I had just popped out of our Southwark offices for a moment at lunchtime when a most peculiar vehicle swanned past. It was a shiny black Ford Mondeo estate, but the roof was studded with more antennae than spikes on a Hoxton haircut.
Written by Rupert Goodwins, Contributor

I had just popped out of our Southwark offices for a moment at lunchtime when a most peculiar vehicle swanned past. It was a shiny black Ford Mondeo estate, but the roof was studded with more antennae than spikes on a Hoxton haircut.

I didn't have a chance to count them, nor take a picture, but they were arranged in a rectilinear array in what looked like a 4x3 or 5x4 configuration - so there were probably between twelve and twenty of them. They were very short, black and stubby, which means they were operating in very high UHF or low microwave bands - I'd say somewhere between 3 and 6 GHz.

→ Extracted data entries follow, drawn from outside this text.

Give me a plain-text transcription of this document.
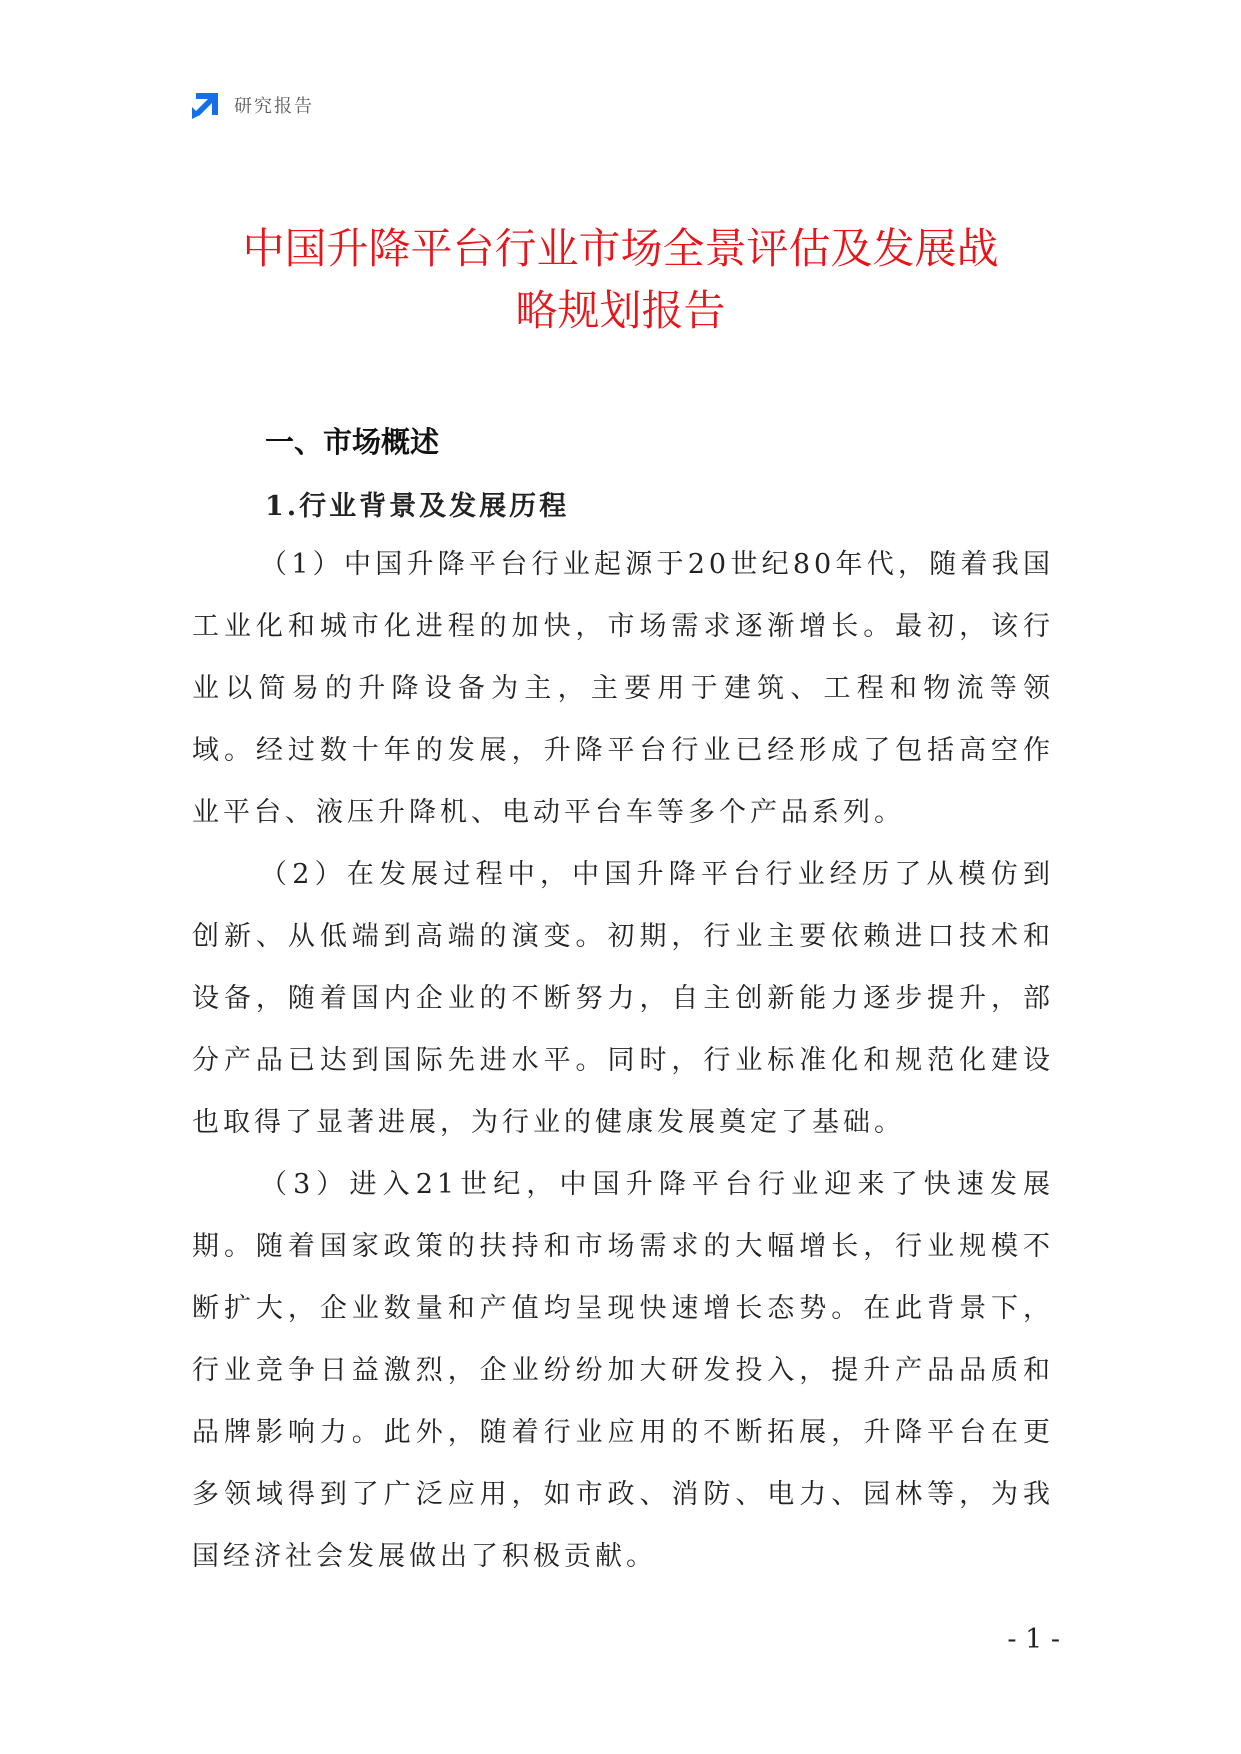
研究报告
中国升降平台行业市场全景评估及发展战
略规划报告
一、市场概述
1.行业背景及发展历程

（1）中国升降平台行业起源于20世纪80年代，随着我国工业化和城市化进程的加快，市场需求逐渐增长。最初，该行业以简易的升降设备为主，主要用于建筑、工程和物流等领域。经过数十年的发展，升降平台行业已经形成了包括高空作业平台、液压升降机、电动平台车等多个产品系列。

（2）在发展过程中，中国升降平台行业经历了从模仿到创新、从低端到高端的演变。初期，行业主要依赖进口技术和设备，随着国内企业的不断努力，自主创新能力逐步提升，部分产品已达到国际先进水平。同时，行业标准化和规范化建设也取得了显著进展，为行业的健康发展奠定了基础。

（3）进入21世纪，中国升降平台行业迎来了快速发展期。随着国家政策的扶持和市场需求的大幅增长，行业规模不断扩大，企业数量和产值均呈现快速增长态势。在此背景下，行业竞争日益激烈，企业纷纷加大研发投入，提升产品品质和品牌影响力。此外，随着行业应用的不断拓展，升降平台在更多领域得到了广泛应用，如市政、消防、电力、园林等，为我国经济社会发展做出了积极贡献。

- 1 -
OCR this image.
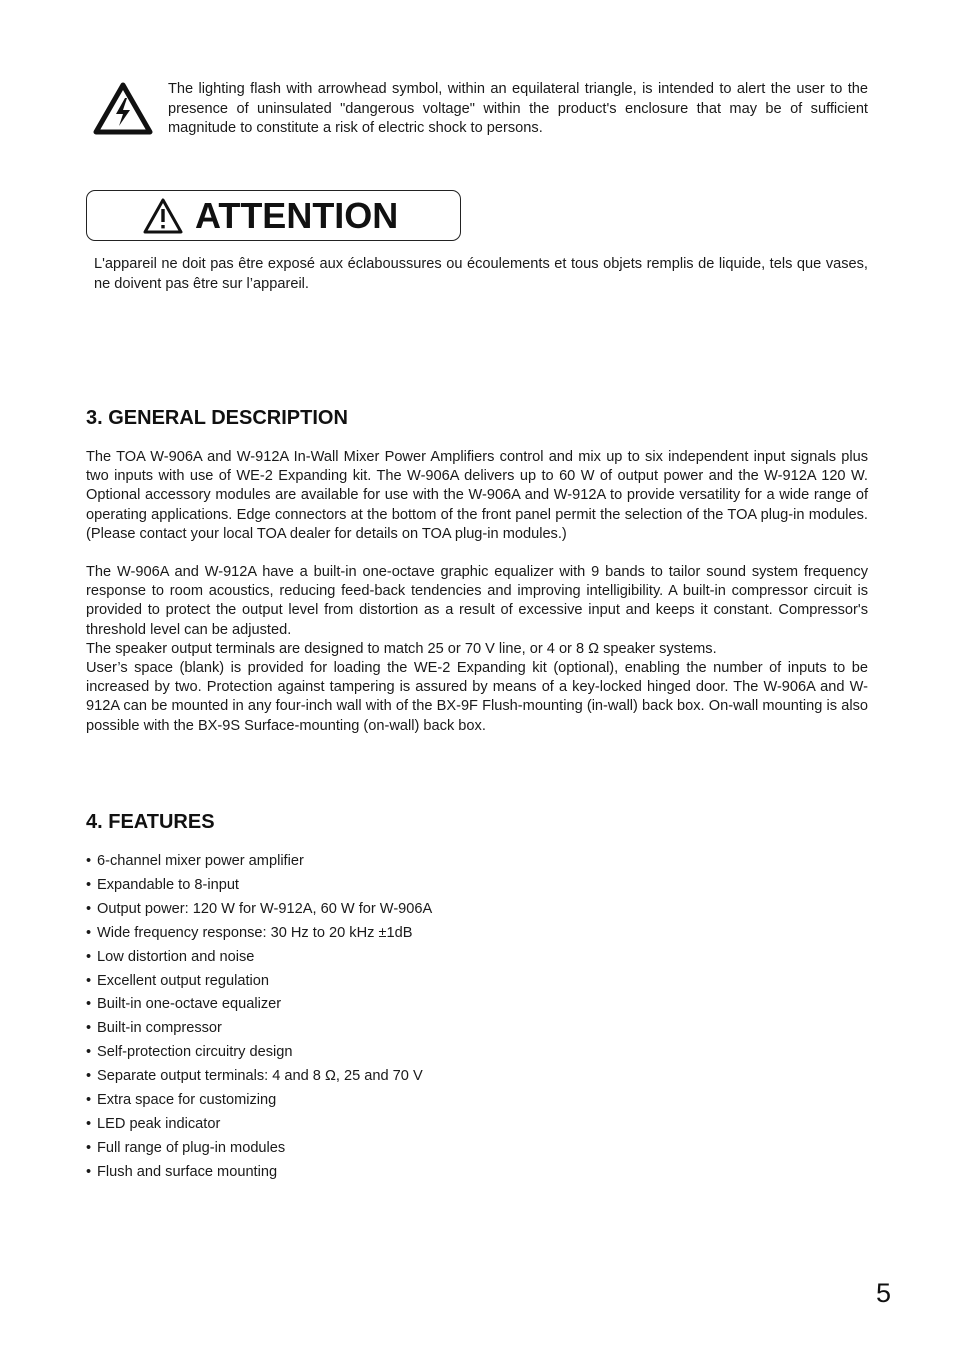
The lighting flash with arrowhead symbol, within an equilateral triangle, is intended to alert the user to the presence of uninsulated "dangerous voltage" within the product's enclosure that may be of sufficient magnitude to constitute a risk of electric shock to persons.
ATTENTION
L'appareil ne doit pas être exposé aux éclaboussures ou écoulements et tous objets remplis de liquide, tels que vases, ne doivent pas être sur l’appareil.
3. GENERAL DESCRIPTION
The TOA W-906A and W-912A In-Wall Mixer Power Amplifiers control and mix up to six independent input signals plus two inputs with use of WE-2 Expanding kit. The W-906A delivers up to 60 W of output power and the W-912A 120 W. Optional accessory modules are available for use with the W-906A and W-912A to provide versatility for a wide range of operating applications. Edge connectors at the bottom of the front panel permit the selection of the TOA plug-in modules. (Please contact your local TOA dealer for details on TOA plug-in modules.)
The W-906A and W-912A have a built-in one-octave graphic equalizer with 9 bands to tailor sound system frequency response to room acoustics, reducing feed-back tendencies and improving intelligibility. A built-in compressor circuit is provided to protect the output level from distortion as a result of excessive input and keeps it constant. Compressor's threshold level can be adjusted.
The speaker output terminals are designed to match 25 or 70 V line, or 4 or 8 Ω speaker systems.
User’s space (blank) is provided for loading the WE-2 Expanding kit (optional), enabling the number of inputs to be increased by two. Protection against tampering is assured by means of a key-locked hinged door. The W-906A and W-912A can be mounted in any four-inch wall with of the BX-9F Flush-mounting (in-wall) back box. On-wall mounting is also possible with the BX-9S Surface-mounting (on-wall) back box.
4. FEATURES
• 6-channel mixer power amplifier
• Expandable to 8-input
• Output power: 120 W for W-912A, 60 W for W-906A
• Wide frequency response: 30 Hz to 20 kHz ±1dB
• Low distortion and noise
• Excellent output regulation
• Built-in one-octave equalizer
• Built-in compressor
• Self-protection circuitry design
• Separate output terminals: 4 and 8 Ω, 25 and 70 V
• Extra space for customizing
• LED peak indicator
• Full range of plug-in modules
• Flush and surface mounting
5
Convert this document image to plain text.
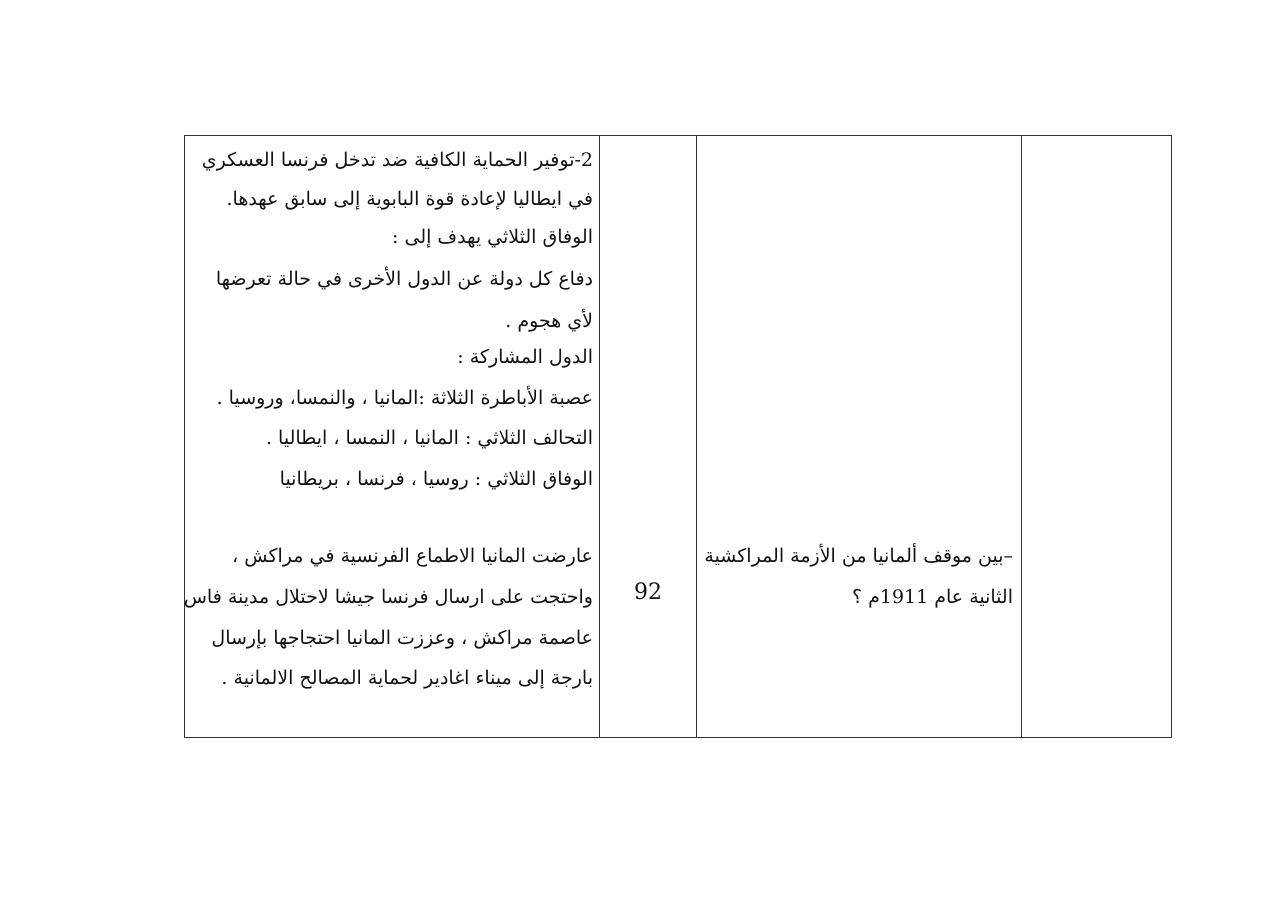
2-توفير الحماية الكافية ضد تدخل فرنسا العسكري
في ايطاليا لإعادة قوة البابوية إلى سابق عهدها.
الوفاق الثلاثي يهدف إلى :
دفاع كل دولة عن الدول الأخرى في حالة تعرضها
لأي هجوم .
الدول المشاركة :
عصبة الأباطرة الثلاثة :المانيا ، والنمسا، وروسيا .
التحالف الثلاثي : المانيا ، النمسا ، ايطاليا .
الوفاق الثلاثي : روسيا ، فرنسا ، بريطانيا
عارضت المانيا الاطماع الفرنسية في مراكش ،
واحتجت على ارسال فرنسا جيشا لاحتلال مدينة فاس
عاصمة مراكش ، وعززت المانيا احتجاجها بإرسال
بارجة إلى ميناء اغادير لحماية المصالح الالمانية .
92
–بين موقف ألمانيا من الأزمة المراكشية
الثانية عام 1911م ؟
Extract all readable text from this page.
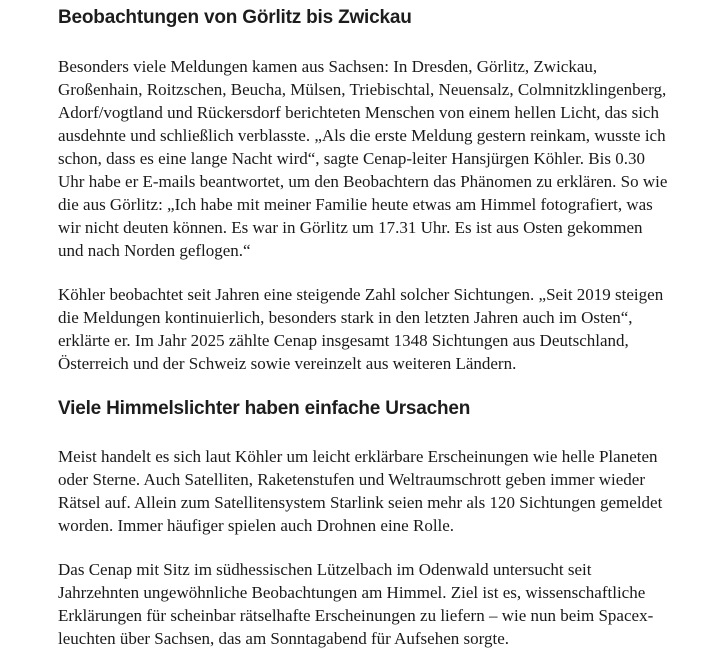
Beobachtungen von Görlitz bis Zwickau

Besonders viele Meldungen kamen aus Sachsen: In Dresden, Görlitz, Zwickau, Großenhain, Roitzschen, Beucha, Mülsen, Triebischtal, Neuensalz, Colmnitzklingenberg, Adorf/vogtland und Rückersdorf berichteten Menschen von einem hellen Licht, das sich ausdehnte und schließlich verblasste. „Als die erste Meldung gestern reinkam, wusste ich schon, dass es eine lange Nacht wird“, sagte Cenap-leiter Hansjürgen Köhler. Bis 0.30 Uhr habe er E-mails beantwortet, um den Beobachtern das Phänomen zu erklären. So wie die aus Görlitz: „Ich habe mit meiner Familie heute etwas am Himmel fotografiert, was wir nicht deuten können. Es war in Görlitz um 17.31 Uhr. Es ist aus Osten gekommen und nach Norden geflogen.“

Köhler beobachtet seit Jahren eine steigende Zahl solcher Sichtungen. „Seit 2019 steigen die Meldungen kontinuierlich, besonders stark in den letzten Jahren auch im Osten“, erklärte er. Im Jahr 2025 zählte Cenap insgesamt 1348 Sichtungen aus Deutschland, Österreich und der Schweiz sowie vereinzelt aus weiteren Ländern.

Viele Himmelslichter haben einfache Ursachen

Meist handelt es sich laut Köhler um leicht erklärbare Erscheinungen wie helle Planeten oder Sterne. Auch Satelliten, Raketenstufen und Weltraumschrott geben immer wieder Rätsel auf. Allein zum Satellitensystem Starlink seien mehr als 120 Sichtungen gemeldet worden. Immer häufiger spielen auch Drohnen eine Rolle.

Das Cenap mit Sitz im südhessischen Lützelbach im Odenwald untersucht seit Jahrzehnten ungewöhnliche Beobachtungen am Himmel. Ziel ist es, wissenschaftliche Erklärungen für scheinbar rätselhafte Erscheinungen zu liefern – wie nun beim Spacex-leuchten über Sachsen, das am Sonntagabend für Aufsehen sorgte.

This wouldn't be a direction-finding array: you only need four antennae for that, arranged in a square. It looked for all the world like some sort of very large MIMO system - but much larger than any I've seen proposed for mobile data.

Does anyone know what, who, when and why? Have there been any other sightings? Informed guesses or random ideas more than welcome: meanwhile, I'll do some research among my more radioactive pals and see if clues are forthcoming.